Kesepakatan damai dan pilkada pertama

Setelah bencana Tsunami dahsyat menghancurkan sebagian besar Aceh dan menelan
ratusan ribu korban jiwa, kedua belah pihak, GAM dan pemerintah Indonesia menyatakan
gencatan senjata dan menegaskan kebutuhan yang sama untuk menyelesaikan konflik
berkepanjangan ini. Namun, bentrokan bersenjata sporadis terus terjadi di seluruh provinsi.
Karena gerakan separatis di daerah, pemerintah Indonesia melakukan pembatasan akses
terhadap pers dan pekerja bantuan. Namun setelah tsunami, pemerintah Indonesia
membuka daerah untuk upaya bantuan internasional.

Bencana tsunami dahsyat tersebut walaupun menyebabkan kerugian manusia dan material
yang besar bagi kedua belah pihak, juga menarik perhatian dunia internasional terhadap
konflik di Aceh. Upaya-upaya perdamaian sebelumnya telah gagal, tetapi karena sejumlah
alasan, termasuk tsunami tersebut, perdamaian akhirnya menang pada tahun 2005 setelah
29 tahun konflik berkepanjangan.

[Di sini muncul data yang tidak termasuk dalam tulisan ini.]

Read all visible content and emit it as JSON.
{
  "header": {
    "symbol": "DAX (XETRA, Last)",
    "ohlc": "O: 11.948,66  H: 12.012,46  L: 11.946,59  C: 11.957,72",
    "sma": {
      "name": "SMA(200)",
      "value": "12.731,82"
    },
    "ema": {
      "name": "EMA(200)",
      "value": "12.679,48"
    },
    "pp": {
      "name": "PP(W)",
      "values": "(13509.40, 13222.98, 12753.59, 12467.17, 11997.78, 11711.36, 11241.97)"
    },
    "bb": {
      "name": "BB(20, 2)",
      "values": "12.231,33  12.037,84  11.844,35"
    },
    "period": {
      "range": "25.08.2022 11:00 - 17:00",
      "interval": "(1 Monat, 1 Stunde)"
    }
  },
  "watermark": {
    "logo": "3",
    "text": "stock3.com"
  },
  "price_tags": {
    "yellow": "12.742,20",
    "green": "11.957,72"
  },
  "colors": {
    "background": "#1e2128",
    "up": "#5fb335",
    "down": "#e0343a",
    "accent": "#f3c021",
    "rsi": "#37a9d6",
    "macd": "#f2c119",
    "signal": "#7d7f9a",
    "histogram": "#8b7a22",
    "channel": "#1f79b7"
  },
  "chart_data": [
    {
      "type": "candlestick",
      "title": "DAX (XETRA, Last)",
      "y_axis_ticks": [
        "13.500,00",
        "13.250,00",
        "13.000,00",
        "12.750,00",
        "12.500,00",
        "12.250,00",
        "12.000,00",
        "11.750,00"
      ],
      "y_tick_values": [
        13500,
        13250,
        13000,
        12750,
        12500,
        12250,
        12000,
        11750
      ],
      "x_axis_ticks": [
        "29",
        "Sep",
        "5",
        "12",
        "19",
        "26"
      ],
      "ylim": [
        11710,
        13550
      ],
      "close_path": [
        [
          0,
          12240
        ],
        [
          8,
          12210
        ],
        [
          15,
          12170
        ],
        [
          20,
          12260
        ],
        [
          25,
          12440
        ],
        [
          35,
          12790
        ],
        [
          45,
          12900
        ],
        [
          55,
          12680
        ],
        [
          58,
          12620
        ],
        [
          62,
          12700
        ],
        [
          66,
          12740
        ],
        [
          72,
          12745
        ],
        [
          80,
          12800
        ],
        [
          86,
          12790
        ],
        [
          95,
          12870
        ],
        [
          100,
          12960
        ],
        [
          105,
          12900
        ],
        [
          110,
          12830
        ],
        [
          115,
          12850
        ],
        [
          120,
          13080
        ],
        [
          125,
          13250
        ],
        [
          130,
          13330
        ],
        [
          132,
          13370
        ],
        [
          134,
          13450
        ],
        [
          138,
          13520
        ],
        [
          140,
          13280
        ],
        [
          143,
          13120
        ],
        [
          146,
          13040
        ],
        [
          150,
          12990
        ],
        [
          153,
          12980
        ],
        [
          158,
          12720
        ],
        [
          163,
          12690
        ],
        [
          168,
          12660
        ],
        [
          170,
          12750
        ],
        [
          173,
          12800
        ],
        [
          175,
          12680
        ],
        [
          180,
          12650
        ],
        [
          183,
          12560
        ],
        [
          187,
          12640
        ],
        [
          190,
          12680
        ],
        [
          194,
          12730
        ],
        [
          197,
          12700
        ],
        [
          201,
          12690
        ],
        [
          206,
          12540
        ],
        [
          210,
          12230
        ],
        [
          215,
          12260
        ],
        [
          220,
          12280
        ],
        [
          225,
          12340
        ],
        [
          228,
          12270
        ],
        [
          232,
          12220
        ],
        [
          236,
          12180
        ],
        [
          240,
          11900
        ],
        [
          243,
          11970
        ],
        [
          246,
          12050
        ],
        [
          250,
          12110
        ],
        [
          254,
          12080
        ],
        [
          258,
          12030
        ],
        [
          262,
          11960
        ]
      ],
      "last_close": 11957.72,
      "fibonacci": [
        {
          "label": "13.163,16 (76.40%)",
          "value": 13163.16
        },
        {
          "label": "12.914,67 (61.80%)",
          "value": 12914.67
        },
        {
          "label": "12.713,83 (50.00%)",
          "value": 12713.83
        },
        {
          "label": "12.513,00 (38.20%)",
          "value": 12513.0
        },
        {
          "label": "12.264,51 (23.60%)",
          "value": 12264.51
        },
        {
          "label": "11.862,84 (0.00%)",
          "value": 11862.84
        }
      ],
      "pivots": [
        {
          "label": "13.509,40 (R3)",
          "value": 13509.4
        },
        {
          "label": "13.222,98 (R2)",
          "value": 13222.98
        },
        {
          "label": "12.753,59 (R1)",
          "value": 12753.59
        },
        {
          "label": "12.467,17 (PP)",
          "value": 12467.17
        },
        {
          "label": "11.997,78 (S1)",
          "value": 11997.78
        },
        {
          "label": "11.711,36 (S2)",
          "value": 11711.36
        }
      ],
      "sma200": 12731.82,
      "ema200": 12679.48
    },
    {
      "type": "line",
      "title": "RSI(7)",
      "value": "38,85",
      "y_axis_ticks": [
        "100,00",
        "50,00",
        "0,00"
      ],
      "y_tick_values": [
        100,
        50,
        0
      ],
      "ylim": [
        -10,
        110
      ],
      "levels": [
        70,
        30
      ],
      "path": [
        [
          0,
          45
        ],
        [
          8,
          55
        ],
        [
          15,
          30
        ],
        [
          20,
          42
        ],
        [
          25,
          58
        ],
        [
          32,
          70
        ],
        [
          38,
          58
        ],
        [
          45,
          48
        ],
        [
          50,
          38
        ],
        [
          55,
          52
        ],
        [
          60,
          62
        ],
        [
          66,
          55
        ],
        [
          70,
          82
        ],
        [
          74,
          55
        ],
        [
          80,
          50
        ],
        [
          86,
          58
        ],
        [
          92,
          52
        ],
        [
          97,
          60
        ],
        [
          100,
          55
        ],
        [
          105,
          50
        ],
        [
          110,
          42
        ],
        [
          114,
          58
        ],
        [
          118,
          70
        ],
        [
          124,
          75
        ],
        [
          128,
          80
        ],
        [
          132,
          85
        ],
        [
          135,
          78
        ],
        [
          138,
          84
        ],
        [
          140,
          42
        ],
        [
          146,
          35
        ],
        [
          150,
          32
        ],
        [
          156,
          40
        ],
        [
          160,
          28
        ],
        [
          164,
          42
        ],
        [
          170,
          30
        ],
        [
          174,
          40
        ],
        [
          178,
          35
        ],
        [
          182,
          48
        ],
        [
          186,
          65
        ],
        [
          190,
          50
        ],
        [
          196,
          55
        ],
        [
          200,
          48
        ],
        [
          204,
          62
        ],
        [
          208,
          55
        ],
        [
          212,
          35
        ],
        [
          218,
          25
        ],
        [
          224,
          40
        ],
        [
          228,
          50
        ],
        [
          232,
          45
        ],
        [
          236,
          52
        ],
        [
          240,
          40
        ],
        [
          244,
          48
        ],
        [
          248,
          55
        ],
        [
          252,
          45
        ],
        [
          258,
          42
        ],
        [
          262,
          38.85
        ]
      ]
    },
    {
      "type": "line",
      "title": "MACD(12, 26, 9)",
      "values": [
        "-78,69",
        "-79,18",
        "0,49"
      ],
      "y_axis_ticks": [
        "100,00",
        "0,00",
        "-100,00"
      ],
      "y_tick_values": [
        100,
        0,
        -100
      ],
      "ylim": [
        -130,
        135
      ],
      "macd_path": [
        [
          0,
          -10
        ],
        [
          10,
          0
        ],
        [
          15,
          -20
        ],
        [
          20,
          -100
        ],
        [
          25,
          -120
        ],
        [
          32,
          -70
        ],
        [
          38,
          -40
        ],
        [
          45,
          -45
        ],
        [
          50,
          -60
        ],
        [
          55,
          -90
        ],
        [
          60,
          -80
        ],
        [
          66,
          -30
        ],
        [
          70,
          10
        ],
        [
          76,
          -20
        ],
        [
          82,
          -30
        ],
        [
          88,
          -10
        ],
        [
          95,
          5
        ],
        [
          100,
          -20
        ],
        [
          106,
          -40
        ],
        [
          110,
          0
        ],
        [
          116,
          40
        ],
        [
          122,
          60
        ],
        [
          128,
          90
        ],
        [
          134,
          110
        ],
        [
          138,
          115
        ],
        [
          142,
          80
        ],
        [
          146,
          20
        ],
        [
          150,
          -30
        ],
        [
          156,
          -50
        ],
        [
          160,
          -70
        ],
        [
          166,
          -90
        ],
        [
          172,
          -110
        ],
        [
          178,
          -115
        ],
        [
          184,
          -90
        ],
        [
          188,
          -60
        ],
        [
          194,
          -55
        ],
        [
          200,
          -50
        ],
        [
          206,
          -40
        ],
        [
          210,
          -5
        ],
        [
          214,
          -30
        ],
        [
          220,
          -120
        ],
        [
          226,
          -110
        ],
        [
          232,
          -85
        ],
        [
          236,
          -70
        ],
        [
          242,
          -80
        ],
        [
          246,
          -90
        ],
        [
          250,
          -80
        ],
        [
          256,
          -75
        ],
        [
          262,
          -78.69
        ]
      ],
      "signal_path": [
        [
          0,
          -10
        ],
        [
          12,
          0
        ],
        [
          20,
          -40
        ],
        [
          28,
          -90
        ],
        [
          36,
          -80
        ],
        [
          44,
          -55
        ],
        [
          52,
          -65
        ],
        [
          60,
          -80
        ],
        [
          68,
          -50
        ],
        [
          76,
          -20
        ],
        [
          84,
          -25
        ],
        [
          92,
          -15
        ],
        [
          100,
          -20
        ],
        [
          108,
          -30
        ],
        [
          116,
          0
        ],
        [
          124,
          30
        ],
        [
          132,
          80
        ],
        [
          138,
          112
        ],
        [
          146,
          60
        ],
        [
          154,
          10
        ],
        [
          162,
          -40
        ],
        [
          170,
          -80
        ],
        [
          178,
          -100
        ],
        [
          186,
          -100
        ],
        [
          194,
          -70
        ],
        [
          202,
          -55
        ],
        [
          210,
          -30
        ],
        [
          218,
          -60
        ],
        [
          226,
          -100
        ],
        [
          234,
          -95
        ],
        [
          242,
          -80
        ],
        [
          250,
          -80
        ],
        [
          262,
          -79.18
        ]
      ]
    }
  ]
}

Era pasca-Soeharto dan masa reformasi yang
liberal-demokratis, serta perubahan dalam sistem militer Indonesia, membantu menciptakan
lingkungan yang lebih menguntungkan bagi pembicaraan damai. Peran Presiden Indonesia
yang baru terpilih, Susilo Bambang Yudhoyono dan Wakil Presiden Jusuf Kalla adalah
sangat signifikan dalam menangnya perdamaian di Aceh. Pada saat yang sama,
kepemimpinan juga GAM mengalami perubahan, dan militer Indonesia telah menimbulkan
begitu banyak kerusakan pada gerakan pemberontak yang mungkin menempatkan GAM di
bawah tekanan kuat untuk bernegosiasi. Perundingan perdamaian tersebut difasilitasi oleh
LSM berbasis Finlandia, Crisis Management Initiative, dan dipimpin oleh mantan Presiden
Finlandia Martti Ahtisaari. Perundingan ini menghasilkan kesepakatan damai [40]
ditandatangani pada 15 Agustus 2005. Berdasarkan perjanjian tersebut, Aceh akan
menerima otonomi khusus di bawah Republik Indonesia, dan tentara non-organik (mis.
tentara beretnis non-Aceh) akan ditarik dari provinsi Aceh (hanya menyisakan 25.000
tentara), dan dilakukannya pelucutan senjata GAM. Sebagai bagian dari perjanjian tersebut,
Uni Eropa mengirimkan 300 pemantau yang tergabung dalam Aceh Monitoring Mission (Misi
Pemantau Aceh). Misi mereka berakhir pada tanggal 15 Desember 2006, setelah suksesnya
pilkada atau pemilihan daerah gubernur Aceh yang pertama.

Aceh telah diberikan otonomi yang lebih luas melalui UU Pemerintah, meliputi hak khusus
yang disepakati pada tahun 2002 serta hak masyarakat Aceh untuk membentuk partai politik
lokal untuk mewakili kepentingan mereka. Namun, pendukung HAM menyoroti bahwa
pelanggaran HAM sebelumnya di provinsi Aceh akan perlu ditangani.

Selama pilkada gubernur Aceh diadakan pada bulan Desember 2006, mantan anggota GAM
dan partai nasional berpartisipasi. Pemilihan itu dimenangkan oleh Irwandi Yusuf, yang basis
dukungannya sebagian besar terdiri dari para mantan anggota GAM.